Wenn mal Sprüche so richtig danebengehen…

Hadmut
3.4.2010 22:31

Noch einen aus der Reisenachlese. Kann ja auch nicht immer alles so klappen wie ich mir das vorstelle.

Da war ich doch neulich in Whakatane in Neuseeland auf einer Bootstour zu einem aktiven Vulkan auf White Island. Da geht es an manchen Stellen ziemlich heftig zu, man braucht Helm und ne leichte Gasmaske und bekommt trotzdem an manchen Stellen wegen der heißen und sauren Schwefeldämpfe kaum Luft. Und hinterher geht man noch im offenen Meer schwimmen, und immerhin ist man ja auch in einem eher überschaubaren Boot zwei Stunden unterwegs, weshalb man eigentlich annehmen sollte, daß die Leute, die da mitgehen (und das auch überstanden haben) nicht so ganz labil und dünn besaitet sind. War ein toller Tag, und alles schien bestens, gute Reisegruppe.

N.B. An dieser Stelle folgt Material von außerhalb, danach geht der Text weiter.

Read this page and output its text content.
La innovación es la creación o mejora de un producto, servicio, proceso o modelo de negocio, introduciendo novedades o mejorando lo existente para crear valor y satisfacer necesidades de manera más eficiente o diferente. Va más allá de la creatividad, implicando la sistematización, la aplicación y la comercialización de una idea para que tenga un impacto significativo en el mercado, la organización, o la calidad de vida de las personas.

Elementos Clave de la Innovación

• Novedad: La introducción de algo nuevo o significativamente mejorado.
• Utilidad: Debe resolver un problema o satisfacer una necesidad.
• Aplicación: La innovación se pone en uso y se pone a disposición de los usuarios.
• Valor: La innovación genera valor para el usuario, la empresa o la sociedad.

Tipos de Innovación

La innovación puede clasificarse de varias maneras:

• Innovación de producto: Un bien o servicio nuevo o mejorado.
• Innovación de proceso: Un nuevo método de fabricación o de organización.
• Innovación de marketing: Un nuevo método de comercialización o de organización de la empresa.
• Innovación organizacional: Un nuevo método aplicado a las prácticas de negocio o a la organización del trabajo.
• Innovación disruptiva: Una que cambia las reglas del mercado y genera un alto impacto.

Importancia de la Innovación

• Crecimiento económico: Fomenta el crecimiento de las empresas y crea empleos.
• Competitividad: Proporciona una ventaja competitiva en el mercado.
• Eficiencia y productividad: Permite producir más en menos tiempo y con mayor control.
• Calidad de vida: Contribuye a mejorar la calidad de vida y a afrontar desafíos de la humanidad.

Auf dem Rückweg passierte es dann: Es war an diesem Tag ungewöhnlich starke Ebbe und das Boot lief in der engen Hafeneinfahrt auf Grund. Nicht schlimm, nur auf Sand, man hat nicht einmal etwas davon gemerkt, das Boot hat einfach nur irgendwann aufgehört zu schaukeln und hat sich trotz laufender Motoren nicht mehr bewegt. Der Kapitän hat geflucht. Die Passagiere wurden unruhig, einige bekamen regelrecht Panik. Seltsam, vorher auf dem offenen Meer fanden die das ganz normal, selbst bei starkem Seegang und Wetter, und jetzt bei bestem Wetter und völlig stillen Bedingungen in der Hafeneinfahrt bekommen die die Krise. Als ob ein auf Grund gelaufenes Boot sofort sinken würde. Das Ufer war kaum 10 Meter entfernt, und vermutlich hätte man in dem wegen Ebbe flachen Wasser sogar stehen können. Manchmal spielen dort sogar die Kinder im Wasser mit einem wilden Delphin, der da seit einigen Tagen immer in die Bucht zum Spielen kommt. Gefahrenpotential gleich Null. Dann hatte der Kapitän die Tür zu seinem Fahrstand offen gelassen und das Funkgerät auf volle Lautstärke gedreht. Er teilte der Hafenverwaltung mit, daß er gerade mitten in der Einfahrt auf Grund gelaufen wäre und deshalb niemand mehr rein oder raus könne. Der Typ von der Hafenverwaltung war ganz cool und entspannt, und meinte in aller Ruhe und Gelassenheit, daß man da jetzt auch nichts machen könne, und das eben jetzt so wäre, und wir da halt noch ne Stunde warten sollen, bis sich das Problem von selbst erledigt. Wär gerade sowieso nichts los. Jo, das hört sich doch gut an. Bestes Wetter, noch ein bischen auf dem Boot rumhocken und den Vögeln zugucken, vielleicht den Delphin sehen, im Urlaub nur keinen Streß, keine Hektik oder Arbeit aufkommen lassen. Zurücklehnen und den Tag genießen.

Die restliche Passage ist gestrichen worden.